Although the COVID-19 vaccine’s basics were developed in less than a year, the two federal researchers had been hard at defeating the coronavirus threat for a long while.
“While creation of the specific vaccine for COVID-19 was surprisingly rapid, Drs. Graham and Corbett, along with fellow researchers in their field, had been laying the groundwork for decades,” an NIH release explained. Graham had found ways around flaws in previous vaccine attempts against similar viruses, from years past. The work of Corbett, a recent addition to VRC’s staff, meanwhile proved crucial to developing an “understanding [of] how the antibodies that bind to different forms of coronavirus spike proteins block infection,” helping lead to the tremendous success of the project.
Also recognized for the highest achievement in the battle against COVID, Drs. Gibbons and Pérez-Stable claimed the COVID-19 Response Medal. Gibbons serves as director of the National Heart, Lung, and Blood Institute (NHLBI), while Dr. Eliseo J. Pérez-Stable holds the post of director of the National Institute on Minority Health and Health Disparities (NIMHD). The two received their award for their extraordinary work developing programs to make sure underserved communities were able to participate in COVID-19 testing and vaccine clinical trials.
The Emerging Leader Medal was given to Callie Higgins, an employee of the National Institute of Standards and Technology (NIST).
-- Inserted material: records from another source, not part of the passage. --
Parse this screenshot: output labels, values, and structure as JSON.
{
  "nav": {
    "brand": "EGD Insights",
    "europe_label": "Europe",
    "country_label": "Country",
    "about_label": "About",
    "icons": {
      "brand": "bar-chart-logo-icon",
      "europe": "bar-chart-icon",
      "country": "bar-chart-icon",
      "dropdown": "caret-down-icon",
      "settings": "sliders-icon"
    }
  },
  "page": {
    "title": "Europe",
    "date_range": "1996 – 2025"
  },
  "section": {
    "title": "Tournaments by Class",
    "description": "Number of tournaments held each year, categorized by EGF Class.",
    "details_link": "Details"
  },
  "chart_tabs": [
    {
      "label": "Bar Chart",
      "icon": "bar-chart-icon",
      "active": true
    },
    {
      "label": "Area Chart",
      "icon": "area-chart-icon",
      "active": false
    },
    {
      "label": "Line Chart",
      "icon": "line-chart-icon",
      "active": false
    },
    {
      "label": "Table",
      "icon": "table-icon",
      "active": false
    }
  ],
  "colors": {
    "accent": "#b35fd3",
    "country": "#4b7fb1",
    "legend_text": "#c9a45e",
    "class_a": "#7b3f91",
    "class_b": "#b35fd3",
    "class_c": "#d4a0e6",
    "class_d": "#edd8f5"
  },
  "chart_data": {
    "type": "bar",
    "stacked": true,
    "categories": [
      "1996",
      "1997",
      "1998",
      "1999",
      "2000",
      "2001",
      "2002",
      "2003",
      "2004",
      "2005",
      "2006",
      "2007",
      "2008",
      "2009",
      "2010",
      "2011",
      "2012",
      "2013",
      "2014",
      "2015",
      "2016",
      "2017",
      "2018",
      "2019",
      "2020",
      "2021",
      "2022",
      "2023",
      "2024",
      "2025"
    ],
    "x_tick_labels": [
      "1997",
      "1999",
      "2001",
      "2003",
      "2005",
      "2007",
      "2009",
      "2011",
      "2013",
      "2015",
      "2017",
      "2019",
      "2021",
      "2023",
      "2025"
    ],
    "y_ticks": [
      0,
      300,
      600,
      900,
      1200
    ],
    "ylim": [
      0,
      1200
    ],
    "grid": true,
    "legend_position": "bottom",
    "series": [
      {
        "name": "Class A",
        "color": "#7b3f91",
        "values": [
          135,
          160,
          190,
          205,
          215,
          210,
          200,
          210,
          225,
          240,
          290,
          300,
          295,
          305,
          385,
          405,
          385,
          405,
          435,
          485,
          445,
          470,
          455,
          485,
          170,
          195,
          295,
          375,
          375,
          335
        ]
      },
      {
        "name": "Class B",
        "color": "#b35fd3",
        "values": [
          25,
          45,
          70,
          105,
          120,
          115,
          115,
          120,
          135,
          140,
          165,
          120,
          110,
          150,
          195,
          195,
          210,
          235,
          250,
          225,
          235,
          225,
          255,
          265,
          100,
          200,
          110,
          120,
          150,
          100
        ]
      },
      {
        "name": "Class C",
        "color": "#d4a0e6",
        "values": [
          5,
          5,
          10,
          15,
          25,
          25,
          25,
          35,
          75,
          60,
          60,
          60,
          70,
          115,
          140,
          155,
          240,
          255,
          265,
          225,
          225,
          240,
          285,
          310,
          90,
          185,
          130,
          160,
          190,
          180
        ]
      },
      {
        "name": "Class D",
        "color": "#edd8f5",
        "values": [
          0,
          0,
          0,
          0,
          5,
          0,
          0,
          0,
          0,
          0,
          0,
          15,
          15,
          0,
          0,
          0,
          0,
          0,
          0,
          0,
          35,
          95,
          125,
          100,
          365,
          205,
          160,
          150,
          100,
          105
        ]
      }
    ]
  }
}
Higgins has done extraordinary things by “creating groundbreaking technology to detect and remedy microscopic flaws that threaten the safety and reliability of 3D-printed products,” as PPS described her accomplishments.
The Management Excellence Medal was extended to three feds, Michelle Daniels, Charles D. Eldridge and Ryan E. Jones—all of the Department of Housing and Urban Development. The trio fashioned a new and innovative housing voucher program. It provides assistance for rental costs and other support to 18- to 24-year-olds who are aging out of foster care.
Another award—named for Paul A. Volcker, the former Federal Reserve Chairman under presidents Jimmy Carter and Ronald Reagan—was passed to Evan Kwerel, of the Federal Communications Commission (FCC), for his longtime and pioneering work on allocating public airwaves. Kwerel’s work on the distribution of these key frequencies earned him the Volcker prize, as well as, according to a release, in excess of $200 billion to the federal government.
Max Stier, PPS’s president and CEO, spoke to the importance of recognition for great work that the Sammies bring to feds.“Letting employees know their work is valued and giving the public a chance to see them in a different light is a powerful way to make our government better,” he said.